主人はベリアンを喜ばせるのがあまりにも上手すぎて、だから彼はときどき困ってしまう。その困惑さえ甘やかな幸福をもたらすのだから、もはや手の施しようがない。
ベリアンは、主人に握られたほうの手を緩く握りしめた。おまじないの効果だろうか。触れあったときに伝わった温もりが、まだそこに残っているような気がする。

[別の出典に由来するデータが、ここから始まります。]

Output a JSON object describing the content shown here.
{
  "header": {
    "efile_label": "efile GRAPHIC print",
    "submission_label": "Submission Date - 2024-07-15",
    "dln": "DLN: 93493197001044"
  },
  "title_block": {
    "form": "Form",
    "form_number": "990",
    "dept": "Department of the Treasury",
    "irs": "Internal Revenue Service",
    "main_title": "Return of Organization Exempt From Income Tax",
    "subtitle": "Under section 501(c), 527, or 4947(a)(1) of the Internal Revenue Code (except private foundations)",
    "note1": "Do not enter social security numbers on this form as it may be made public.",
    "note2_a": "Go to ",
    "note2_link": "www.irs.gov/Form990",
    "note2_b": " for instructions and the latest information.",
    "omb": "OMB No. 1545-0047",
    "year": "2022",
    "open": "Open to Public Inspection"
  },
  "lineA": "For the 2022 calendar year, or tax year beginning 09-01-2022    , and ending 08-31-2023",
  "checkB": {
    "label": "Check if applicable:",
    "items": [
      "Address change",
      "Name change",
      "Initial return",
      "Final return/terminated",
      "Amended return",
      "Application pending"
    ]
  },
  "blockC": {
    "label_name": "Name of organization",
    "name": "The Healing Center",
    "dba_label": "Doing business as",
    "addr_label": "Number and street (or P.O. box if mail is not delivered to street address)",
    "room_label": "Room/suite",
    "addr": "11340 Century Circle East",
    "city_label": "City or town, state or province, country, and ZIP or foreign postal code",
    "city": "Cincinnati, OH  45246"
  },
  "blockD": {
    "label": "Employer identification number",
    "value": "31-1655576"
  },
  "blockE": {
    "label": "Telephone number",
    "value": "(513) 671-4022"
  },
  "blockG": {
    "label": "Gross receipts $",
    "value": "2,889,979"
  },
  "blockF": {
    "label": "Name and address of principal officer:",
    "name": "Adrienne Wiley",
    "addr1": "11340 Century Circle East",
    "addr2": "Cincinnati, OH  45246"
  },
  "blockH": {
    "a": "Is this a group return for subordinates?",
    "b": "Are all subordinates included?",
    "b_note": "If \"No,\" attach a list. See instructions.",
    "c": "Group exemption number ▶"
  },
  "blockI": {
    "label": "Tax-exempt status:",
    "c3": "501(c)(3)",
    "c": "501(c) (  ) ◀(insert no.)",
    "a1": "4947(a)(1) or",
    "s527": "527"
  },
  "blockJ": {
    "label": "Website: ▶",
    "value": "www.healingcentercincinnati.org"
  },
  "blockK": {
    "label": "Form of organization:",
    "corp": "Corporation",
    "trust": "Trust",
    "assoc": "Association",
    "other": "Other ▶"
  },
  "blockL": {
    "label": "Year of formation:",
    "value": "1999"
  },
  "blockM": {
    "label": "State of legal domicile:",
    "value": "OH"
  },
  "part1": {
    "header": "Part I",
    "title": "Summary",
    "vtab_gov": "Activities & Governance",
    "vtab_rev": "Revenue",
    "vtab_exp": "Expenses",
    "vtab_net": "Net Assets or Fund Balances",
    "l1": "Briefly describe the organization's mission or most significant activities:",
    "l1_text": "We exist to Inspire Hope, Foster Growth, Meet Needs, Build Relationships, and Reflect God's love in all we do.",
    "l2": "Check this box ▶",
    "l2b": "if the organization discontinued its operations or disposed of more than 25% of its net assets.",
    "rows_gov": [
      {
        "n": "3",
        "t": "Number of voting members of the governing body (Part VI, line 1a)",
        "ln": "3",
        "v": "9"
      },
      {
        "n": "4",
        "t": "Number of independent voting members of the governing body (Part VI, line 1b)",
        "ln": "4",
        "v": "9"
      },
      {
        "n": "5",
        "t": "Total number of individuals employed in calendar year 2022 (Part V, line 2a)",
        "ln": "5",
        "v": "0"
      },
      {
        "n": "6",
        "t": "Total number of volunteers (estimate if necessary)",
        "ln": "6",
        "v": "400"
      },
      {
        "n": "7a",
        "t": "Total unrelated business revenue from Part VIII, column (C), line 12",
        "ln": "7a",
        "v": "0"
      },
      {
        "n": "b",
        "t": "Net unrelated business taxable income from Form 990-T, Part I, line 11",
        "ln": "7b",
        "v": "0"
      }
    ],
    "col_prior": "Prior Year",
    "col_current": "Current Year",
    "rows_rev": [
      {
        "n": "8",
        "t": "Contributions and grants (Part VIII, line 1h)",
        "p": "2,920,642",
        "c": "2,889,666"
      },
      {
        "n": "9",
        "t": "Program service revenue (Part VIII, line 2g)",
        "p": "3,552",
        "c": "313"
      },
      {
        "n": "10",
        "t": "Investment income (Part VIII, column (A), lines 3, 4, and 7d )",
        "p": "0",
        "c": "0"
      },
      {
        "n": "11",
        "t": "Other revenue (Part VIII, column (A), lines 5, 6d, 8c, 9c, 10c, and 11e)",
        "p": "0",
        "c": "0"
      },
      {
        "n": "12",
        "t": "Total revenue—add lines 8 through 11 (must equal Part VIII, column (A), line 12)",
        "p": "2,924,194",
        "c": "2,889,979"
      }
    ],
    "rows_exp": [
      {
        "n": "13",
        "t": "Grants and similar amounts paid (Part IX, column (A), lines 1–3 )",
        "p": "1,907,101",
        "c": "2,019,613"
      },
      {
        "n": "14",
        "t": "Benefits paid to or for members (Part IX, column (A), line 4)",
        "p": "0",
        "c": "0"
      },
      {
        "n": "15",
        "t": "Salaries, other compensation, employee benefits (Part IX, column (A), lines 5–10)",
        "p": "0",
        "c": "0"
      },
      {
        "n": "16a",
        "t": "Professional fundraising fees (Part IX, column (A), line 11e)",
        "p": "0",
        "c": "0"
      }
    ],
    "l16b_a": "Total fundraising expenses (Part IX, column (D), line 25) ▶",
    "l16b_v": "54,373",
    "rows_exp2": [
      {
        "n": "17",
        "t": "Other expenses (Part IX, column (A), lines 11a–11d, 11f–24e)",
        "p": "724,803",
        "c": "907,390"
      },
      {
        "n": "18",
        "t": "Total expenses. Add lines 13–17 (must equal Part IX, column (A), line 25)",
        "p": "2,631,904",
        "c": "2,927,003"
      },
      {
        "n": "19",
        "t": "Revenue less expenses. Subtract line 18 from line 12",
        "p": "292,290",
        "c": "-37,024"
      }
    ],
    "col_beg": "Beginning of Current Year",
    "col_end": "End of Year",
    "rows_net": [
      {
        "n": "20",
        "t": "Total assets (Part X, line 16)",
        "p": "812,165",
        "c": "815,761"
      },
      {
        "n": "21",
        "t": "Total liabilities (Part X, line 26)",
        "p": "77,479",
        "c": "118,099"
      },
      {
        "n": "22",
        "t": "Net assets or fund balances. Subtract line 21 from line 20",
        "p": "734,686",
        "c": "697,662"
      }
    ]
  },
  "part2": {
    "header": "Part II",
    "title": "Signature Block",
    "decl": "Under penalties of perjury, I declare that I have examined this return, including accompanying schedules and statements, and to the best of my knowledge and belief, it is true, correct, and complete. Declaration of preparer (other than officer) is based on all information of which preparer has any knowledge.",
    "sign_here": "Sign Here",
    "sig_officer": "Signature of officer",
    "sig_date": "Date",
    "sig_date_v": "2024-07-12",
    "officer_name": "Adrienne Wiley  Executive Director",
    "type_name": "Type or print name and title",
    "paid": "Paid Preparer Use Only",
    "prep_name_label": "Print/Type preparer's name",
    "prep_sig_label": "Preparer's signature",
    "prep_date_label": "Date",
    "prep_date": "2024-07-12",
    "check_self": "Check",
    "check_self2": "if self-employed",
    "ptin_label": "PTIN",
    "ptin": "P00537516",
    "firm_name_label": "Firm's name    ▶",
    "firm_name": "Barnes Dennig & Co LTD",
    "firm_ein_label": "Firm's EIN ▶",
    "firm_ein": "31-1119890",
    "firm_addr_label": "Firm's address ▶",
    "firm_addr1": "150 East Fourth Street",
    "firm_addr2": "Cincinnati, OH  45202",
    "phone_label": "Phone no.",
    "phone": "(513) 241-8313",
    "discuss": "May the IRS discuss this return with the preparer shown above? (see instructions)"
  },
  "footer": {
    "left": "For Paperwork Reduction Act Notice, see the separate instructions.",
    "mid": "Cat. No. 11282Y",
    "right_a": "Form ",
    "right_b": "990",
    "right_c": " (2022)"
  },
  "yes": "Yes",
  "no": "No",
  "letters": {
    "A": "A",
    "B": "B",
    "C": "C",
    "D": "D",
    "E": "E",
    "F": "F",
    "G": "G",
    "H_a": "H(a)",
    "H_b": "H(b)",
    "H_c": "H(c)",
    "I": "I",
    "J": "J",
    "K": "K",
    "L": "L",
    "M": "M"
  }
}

執事として、幸福を与えられるばかりではいられない。ベリアンは決意も新たに、気を引きしめ直した。主人の休日はまだ始まったばかりだ。溜まった疲れを癒してもらうために、できることはきっとたくさんある。
世界でいっとう大切な主人のために、できることを。彼女が喜んでくれたなら、それがそのままベリアンの喜びだ。
彼女と出会ってからというもの、ベリアンの幸福は、彼の仕える主人のかたちをしている。